23andMe doses first patient in Phase 2a of Phase 1/2a study of 23ME-00610

23andMe Holding dosed the first patient in the Phase 2a portion of its Phase 1/2a study evaluating 23ME-00610, an investigational antibody targeting CD200R1, in patients with advanced solid malignancies. The Phase 2a portion of the study will evaluate the anti-tumor activity of the 23ME-00610 monotherapy in a number of previously disclosed expansion cohorts and will further characterize the safety, tolerability, pharmacokinetic and pharmacodynamic profile of 23ME-00610. The expansion cohorts will enroll patients with clear cell renal cell carcinoma; epithelial ovarian, fallopian tube or primary peritoneal carcinoma; neuroendocrine cancers; small cell lung cancer; and microsatellite instability-high or tumor mutational burden-high cancers that have progressed on standard therapies.

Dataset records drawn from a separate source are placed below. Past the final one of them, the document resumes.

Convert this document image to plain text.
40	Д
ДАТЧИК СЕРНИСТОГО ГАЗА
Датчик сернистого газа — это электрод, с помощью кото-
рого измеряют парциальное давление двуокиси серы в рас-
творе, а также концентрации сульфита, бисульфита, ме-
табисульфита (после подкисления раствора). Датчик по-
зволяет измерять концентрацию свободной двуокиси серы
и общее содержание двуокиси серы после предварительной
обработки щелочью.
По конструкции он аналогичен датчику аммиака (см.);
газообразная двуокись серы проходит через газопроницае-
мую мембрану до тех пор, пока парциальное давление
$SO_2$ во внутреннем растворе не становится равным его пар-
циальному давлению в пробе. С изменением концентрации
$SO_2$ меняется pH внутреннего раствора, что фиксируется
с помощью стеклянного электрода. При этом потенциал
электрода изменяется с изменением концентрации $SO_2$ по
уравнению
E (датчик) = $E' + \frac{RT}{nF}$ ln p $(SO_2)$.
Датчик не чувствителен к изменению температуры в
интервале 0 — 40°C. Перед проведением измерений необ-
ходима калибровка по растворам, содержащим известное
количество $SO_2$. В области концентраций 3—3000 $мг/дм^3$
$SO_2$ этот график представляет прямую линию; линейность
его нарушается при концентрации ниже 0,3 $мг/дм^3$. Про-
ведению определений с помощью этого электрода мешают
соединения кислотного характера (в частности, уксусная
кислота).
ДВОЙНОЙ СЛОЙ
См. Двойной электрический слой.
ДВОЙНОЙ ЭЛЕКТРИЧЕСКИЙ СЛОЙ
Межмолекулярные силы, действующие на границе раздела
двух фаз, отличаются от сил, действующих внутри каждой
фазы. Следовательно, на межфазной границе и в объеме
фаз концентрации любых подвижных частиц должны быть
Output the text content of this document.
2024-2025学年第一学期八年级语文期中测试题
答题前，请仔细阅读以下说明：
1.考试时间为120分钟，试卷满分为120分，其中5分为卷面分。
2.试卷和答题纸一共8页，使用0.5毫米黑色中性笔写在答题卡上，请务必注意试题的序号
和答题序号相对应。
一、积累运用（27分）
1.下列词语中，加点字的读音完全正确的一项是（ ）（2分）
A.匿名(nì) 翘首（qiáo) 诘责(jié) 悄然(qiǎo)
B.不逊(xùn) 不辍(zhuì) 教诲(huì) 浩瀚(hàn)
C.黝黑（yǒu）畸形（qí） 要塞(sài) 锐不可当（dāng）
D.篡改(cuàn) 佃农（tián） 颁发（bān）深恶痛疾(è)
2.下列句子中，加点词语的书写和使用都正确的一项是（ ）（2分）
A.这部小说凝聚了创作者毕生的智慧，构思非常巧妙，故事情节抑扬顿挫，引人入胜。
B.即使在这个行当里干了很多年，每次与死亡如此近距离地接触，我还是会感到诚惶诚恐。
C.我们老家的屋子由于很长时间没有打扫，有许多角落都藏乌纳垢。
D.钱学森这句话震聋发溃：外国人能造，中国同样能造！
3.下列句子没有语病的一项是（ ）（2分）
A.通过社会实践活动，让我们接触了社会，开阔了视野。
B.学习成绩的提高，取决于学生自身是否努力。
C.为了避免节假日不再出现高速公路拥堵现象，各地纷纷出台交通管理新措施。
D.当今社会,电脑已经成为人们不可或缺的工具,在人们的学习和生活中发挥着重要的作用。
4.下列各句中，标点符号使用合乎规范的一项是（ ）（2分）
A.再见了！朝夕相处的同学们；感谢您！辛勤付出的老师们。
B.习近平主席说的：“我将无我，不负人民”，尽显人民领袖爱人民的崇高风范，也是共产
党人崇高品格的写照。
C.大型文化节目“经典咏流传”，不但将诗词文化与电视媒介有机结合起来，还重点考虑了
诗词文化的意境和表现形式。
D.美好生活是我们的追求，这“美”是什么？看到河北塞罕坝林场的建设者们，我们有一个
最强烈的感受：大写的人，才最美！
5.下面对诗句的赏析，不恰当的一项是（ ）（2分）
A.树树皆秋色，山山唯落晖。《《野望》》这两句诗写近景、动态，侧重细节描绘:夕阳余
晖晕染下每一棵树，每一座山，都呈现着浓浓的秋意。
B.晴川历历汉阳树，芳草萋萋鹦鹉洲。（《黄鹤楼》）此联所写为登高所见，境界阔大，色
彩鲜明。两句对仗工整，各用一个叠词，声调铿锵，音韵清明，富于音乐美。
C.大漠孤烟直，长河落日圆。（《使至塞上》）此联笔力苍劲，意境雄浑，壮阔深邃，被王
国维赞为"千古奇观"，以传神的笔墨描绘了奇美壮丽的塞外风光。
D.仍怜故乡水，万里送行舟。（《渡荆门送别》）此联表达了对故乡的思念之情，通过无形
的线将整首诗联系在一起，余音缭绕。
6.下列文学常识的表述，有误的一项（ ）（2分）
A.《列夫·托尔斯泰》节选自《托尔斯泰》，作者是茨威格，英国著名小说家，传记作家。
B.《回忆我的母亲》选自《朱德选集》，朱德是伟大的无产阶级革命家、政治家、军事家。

A cohort of adolescents with locally advanced unresectable, or metastatic solid malignancies will also be enrolled. The tumor indications for the expansion phase were selected based on pre-clinical and published data of the activity and expression of CD200R1 and its ligand, CD200, together with immune cell and tumor characteristics that have the potential to increase the likelihood of a response to CD200R1 inhibition. The 23ME-00610 first-in-human dose escalation phase successfully identified a dose level and schedule for the Phase 2a portion of this study. The Phase 2a component will include assessment of objective response rate, progression-free survival and overall survival in the expansion cohorts. 23andMe anticipates that it will present an update from the Phase 1 dose escalation portion of the study at a scientific conference this year.